The Ukrainian authorities considered the possibility of introducing a 10% export duty on soybeans and rapeseed, which could have provided an additional UAH 7.3 billion in revenue for the state budget and brought in $238 million in foreign currency earnings. However, due to opposition from the business community, the Verkhovna Rada did not support the corresponding initiative.
This is reported by AgroReview
The Aim of the Initiative — Supporting the Processing Industry
According to estimates from the economic committee of the Verkhovna Rada, Ukrainian soybean and rapeseed processing plants are currently underloaded by 35%. Utilizing these capacities could significantly strengthen the agricultural sector, increase the export of finished products, and boost budget revenues.
The introduction of the export duty was planned only for traders exporting raw materials, while farmers exporting their own harvests were to remain in a duty-free regime. This approach was intended to stimulate investment in domestic processing, similar to successful practices in the sunflower and roundwood markets, which had previously contributed to industrial development and attracted investment in the respective sectors.
Business Opposed, Parliament Did Not Support
According to the initiators, the introduction of a 10% duty would significantly increase the export of rapeseed oil and meal — by 300% and 200% respectively, and in the case of soybeans — by 50% and 100%. However, representatives of the business community, including the American Chamber of Commerce in Ukraine and the European Business Association, emphasized the risks of such restrictions and expressed concerns about their impact on the market.

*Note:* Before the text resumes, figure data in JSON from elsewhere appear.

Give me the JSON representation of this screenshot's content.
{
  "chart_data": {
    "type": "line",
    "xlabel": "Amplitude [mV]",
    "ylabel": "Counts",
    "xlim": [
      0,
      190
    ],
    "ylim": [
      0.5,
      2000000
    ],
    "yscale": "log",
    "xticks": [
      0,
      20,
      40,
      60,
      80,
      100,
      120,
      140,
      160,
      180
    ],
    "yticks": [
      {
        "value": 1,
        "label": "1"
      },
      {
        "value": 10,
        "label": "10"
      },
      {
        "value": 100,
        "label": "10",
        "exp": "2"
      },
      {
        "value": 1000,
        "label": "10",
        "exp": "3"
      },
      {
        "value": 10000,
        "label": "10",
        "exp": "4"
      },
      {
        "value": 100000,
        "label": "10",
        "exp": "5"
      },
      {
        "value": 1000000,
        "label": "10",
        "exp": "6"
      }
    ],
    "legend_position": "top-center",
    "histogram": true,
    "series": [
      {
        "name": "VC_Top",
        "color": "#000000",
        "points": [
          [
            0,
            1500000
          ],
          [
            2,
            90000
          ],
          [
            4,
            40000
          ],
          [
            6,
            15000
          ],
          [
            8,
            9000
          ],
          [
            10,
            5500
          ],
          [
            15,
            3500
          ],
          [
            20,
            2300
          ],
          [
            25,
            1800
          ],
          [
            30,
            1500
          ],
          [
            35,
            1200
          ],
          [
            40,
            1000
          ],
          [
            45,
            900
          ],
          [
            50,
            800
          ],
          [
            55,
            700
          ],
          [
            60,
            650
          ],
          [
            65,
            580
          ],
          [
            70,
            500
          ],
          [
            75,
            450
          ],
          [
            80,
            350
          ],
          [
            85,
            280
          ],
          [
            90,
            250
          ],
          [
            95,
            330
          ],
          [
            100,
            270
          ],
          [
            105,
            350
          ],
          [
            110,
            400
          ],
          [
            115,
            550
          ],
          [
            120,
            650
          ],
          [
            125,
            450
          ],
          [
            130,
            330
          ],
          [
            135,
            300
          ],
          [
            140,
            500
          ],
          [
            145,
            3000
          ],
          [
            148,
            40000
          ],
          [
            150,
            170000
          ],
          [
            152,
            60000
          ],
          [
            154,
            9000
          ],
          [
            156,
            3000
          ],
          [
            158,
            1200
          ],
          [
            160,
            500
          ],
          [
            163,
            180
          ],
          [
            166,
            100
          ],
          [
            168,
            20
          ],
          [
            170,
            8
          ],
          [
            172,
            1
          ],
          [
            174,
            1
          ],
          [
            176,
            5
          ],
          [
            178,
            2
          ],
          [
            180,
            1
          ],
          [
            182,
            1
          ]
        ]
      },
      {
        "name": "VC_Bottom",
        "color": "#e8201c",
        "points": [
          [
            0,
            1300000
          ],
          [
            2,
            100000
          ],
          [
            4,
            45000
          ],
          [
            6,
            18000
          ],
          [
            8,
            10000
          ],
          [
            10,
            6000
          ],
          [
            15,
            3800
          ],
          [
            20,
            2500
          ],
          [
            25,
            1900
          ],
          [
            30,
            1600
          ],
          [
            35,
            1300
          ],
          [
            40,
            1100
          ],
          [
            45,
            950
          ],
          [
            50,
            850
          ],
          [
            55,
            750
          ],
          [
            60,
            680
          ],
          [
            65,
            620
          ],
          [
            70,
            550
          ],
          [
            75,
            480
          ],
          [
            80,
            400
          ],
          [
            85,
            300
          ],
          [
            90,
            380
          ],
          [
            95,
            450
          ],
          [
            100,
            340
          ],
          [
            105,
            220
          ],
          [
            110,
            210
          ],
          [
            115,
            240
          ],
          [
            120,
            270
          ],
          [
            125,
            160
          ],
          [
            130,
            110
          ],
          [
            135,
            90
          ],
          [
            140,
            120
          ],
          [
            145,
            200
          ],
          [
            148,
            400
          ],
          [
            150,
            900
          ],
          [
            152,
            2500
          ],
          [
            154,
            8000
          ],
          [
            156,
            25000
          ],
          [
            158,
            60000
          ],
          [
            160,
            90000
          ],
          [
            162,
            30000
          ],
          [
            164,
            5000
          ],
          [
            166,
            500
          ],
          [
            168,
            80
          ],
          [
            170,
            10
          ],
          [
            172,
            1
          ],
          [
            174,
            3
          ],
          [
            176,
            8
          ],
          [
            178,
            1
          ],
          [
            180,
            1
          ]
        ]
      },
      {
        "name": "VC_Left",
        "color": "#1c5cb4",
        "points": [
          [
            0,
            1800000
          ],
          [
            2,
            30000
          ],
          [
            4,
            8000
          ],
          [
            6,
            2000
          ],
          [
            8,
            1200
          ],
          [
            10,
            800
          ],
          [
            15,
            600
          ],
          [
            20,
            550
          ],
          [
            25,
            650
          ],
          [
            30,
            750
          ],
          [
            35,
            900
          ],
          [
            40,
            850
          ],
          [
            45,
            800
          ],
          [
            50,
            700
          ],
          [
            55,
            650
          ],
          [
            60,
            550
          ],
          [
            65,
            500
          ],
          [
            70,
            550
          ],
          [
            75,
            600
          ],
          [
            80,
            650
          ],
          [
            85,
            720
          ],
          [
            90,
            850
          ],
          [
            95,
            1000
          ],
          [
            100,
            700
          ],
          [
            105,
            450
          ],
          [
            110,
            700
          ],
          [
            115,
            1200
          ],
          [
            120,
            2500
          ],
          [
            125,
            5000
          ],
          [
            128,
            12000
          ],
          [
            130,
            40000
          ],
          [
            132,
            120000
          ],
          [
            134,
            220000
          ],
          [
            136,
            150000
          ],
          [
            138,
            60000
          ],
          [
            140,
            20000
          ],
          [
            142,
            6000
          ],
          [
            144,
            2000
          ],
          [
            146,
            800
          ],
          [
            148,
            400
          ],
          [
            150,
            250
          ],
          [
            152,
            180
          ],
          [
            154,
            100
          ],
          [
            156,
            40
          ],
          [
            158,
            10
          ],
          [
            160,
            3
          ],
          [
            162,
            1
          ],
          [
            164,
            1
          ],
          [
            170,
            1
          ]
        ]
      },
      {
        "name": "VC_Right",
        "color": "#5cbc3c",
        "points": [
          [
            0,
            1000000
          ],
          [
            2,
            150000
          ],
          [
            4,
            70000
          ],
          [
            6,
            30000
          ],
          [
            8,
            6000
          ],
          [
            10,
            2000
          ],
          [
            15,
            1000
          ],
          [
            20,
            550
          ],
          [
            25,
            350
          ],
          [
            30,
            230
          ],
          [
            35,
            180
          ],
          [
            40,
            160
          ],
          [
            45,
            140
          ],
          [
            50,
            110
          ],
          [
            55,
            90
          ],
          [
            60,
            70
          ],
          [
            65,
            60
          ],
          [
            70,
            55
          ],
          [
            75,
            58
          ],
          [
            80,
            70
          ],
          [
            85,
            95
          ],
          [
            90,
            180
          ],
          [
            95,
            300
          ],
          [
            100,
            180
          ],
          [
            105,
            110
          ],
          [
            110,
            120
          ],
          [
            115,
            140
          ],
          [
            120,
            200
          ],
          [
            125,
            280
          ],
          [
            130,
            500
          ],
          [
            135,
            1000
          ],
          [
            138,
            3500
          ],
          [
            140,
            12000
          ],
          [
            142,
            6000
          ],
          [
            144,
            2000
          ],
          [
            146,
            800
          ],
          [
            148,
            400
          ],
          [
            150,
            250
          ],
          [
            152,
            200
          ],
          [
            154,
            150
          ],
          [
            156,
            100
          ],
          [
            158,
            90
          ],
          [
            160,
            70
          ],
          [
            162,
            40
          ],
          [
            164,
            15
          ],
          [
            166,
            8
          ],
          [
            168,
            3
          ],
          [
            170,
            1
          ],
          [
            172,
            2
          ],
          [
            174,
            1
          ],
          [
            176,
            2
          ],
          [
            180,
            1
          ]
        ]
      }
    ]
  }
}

The economic committee of the Verkhovna Rada stated: “Ukrainian soybean and rapeseed processing plants are underloaded by 35%. If these capacities are utilized, Ukraine will receive an additional UAH 7.3 billion in revenue for the state budget and $238 million in additional foreign currency earnings.”
As a result, on June 18, the Verkhovna Rada did not support the amendment to bill No. 13134, which proposed the introduction of a 10% export duty. Thus, the initiative was not implemented, and the state budget missed out on potential revenues.